You can use this Session object to call APIs in the Snowpark library. For example, you can create a DataFrame for a table or execute an SQL statement.

See the Snowpark Developer Guide for more information.

Data Access Example

The following is an example of a Python method that copies a specified number of rows from one table to another table. The method takes the following arguments:

  • A Snowpark Session object

  • The name of the table to copy the rows from

  • The name of the table to save the rows to

  • The number of rows to copy

The method in this example returns a string.

def run(session, from_table, to_table, count):

session.table(from_table).limit(count).write.save_as_table(to_table)
  return "SUCCESS"

Using Third-Party Packages from Anaconda

You can specify Anaconda packages to install when you create Python stored procedures. To view the list of third-party packages from Anaconda, see the Anaconda Snowflake channel. These third-party packages are built and provided by Anaconda. You may use the Snowflake conda channel for local testing and development at no cost under the Supplemental Embedded Software Terms to Anaconda’s Terms of Service.

For limitations, see Limitations.

Getting Started

Before you start using the packages provided by Anaconda inside Snowflake, you must acknowledge the Snowflake Third Party Terms by following the steps below.

Note

  • The organization administrator (ORGADMIN) role is required to complete the steps in this section. For information about organizations, see Managing Your Snowflake Organization.

  • To accept the terms, a user must have the following user properties set:

    • First name

    • Last name

    • Email address


    If the user properties are not set, the Snowflake UI displays a message telling you to update these properties before proceeding. A user administrator (i.e. user with the USERADMIN role) or a higher role, or another role with the OWNERSHIP privilege on your Snowflake user object, can add these details to your user profile.

  1. Log into Snowsight, the Snowflake web interface.

  2. Click the dropdown menu next to your login name, then click Switch Role » ORGADMIN to change to the organization administrator role.

  3. Click Admin » Billing » Terms & Billing.

  4. Scroll to the Anaconda section and click the Enable button.

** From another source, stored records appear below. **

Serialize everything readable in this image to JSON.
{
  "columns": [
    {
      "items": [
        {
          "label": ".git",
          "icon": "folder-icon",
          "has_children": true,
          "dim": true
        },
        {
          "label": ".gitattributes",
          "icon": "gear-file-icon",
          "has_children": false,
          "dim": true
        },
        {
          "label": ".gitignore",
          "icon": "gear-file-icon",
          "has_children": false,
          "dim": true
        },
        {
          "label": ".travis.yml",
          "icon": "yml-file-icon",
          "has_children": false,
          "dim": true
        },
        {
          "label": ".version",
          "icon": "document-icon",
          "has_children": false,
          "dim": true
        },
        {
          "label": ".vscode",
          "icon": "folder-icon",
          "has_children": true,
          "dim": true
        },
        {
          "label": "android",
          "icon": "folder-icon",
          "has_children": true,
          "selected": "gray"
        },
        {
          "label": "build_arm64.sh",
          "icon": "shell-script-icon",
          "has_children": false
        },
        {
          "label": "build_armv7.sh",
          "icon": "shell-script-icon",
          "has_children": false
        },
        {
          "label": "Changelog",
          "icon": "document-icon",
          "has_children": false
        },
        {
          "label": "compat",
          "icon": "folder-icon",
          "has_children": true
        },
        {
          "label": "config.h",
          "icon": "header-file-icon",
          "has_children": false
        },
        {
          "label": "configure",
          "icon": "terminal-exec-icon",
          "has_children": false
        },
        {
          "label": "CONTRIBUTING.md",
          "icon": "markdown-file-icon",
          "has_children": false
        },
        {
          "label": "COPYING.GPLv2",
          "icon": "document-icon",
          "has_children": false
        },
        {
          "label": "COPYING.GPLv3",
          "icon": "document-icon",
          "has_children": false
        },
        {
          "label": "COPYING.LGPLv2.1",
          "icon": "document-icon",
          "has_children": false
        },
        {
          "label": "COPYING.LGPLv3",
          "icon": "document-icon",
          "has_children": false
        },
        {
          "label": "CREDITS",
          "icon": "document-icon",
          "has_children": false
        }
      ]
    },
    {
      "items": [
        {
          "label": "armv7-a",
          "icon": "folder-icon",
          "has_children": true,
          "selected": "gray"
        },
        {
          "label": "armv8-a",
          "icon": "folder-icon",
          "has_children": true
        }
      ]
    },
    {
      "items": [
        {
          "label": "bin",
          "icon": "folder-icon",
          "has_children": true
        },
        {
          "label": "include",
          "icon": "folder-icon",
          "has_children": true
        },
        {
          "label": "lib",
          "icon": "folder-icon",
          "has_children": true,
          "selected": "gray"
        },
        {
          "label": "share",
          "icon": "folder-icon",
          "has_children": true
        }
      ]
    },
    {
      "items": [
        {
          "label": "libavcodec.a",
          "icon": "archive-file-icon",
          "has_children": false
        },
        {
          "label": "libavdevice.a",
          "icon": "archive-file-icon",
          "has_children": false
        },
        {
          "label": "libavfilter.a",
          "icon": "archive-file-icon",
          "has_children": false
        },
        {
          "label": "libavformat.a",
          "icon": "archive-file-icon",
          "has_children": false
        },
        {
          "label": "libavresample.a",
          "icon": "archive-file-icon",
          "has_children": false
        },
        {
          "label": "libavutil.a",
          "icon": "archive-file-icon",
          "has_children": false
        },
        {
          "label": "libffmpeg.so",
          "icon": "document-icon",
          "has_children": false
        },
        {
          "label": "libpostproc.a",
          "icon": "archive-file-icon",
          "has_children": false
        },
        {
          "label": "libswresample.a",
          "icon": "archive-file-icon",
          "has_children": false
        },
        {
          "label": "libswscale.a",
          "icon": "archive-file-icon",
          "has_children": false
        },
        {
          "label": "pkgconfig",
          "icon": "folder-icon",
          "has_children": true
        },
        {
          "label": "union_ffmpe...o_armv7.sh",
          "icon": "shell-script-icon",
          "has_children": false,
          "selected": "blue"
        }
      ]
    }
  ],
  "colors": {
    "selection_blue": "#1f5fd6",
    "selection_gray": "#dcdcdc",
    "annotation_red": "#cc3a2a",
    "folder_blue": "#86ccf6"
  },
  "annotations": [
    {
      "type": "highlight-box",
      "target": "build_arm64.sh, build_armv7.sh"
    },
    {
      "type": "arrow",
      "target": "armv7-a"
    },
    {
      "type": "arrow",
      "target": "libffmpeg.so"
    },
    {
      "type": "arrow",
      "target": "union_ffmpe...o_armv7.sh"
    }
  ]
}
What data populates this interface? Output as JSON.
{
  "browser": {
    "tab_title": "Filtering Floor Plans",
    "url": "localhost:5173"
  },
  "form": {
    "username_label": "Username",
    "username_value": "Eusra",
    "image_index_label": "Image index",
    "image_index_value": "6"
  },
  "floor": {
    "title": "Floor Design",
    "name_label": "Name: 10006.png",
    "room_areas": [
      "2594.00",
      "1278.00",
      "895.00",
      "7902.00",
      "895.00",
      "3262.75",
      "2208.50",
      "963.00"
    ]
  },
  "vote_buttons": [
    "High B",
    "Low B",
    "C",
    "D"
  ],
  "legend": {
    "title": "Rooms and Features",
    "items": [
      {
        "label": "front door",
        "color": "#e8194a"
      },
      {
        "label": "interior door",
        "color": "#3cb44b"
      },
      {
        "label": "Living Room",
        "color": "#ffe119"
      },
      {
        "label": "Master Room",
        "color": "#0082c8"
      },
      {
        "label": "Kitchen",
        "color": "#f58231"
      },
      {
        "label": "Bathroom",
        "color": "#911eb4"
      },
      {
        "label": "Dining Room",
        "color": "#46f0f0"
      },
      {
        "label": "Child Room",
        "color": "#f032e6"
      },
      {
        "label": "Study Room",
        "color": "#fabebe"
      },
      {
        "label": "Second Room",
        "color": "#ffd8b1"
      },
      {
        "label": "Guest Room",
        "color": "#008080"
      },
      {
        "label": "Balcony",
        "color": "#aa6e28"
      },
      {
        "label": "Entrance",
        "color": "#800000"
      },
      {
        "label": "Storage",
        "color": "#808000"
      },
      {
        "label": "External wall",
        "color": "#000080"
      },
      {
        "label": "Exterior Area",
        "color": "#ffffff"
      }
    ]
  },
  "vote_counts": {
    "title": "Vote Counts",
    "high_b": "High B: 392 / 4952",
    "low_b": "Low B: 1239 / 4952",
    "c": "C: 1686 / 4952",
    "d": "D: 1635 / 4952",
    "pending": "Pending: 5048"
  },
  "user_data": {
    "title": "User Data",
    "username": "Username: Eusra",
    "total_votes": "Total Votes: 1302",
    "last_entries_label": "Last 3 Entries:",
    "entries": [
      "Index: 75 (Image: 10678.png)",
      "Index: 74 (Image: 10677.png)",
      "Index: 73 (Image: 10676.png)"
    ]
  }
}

The Anaconda Packages (Preview Feature) dialog opens.

  5. Click the link to review the Snowflake Third Party Terms.

  6. If you agree to the terms, click the Acknowledge & Continue button.

Note

If you don’t acknowledge the Snowflake Third Party Terms as described above, you can still use stored procedures, but with these limitations:

  • You can’t use any third-party packages from Anaconda.

  • You can still specify Snowpark Python as a package in a stored procedure, but you can’t specify a specific version.

  • You can’t use the to_pandas method when interacting with a DataFrame object.

Displaying and Using Packages

You can also display all packages available and their version information by querying the PACKAGES view in the Information Schema.

select * from information_schema.packages where language = 'python';

For more information, see Using Third-Party Packages in the Snowflake Python UDF documentation.

Accessing Other Classes and Resource Files

If your code depends on other resource files or Python modules defined outside of the stored procedure, you can make those dependencies available to the handler by uploading them to a stage. For more information, see Making Dependencies Available to Your Code.

Later, when CREATE PROCEDURE statement, use the IMPORTS clause to point to these files.

Uploading Files to a Stage

To make your procedure’s logic (and other dependencies, if any) available to the procedure you’ll need to upload the files required to a stage. For more information, see Making Dependencies Available to Your Code.

Creating the Stored Procedure

For information about creating a stored procedure with SQL, see Creating a Stored Procedure.

Calling Your Stored Procedure

For information on calling a stored procedure from SQL, see Calling a Stored Procedure.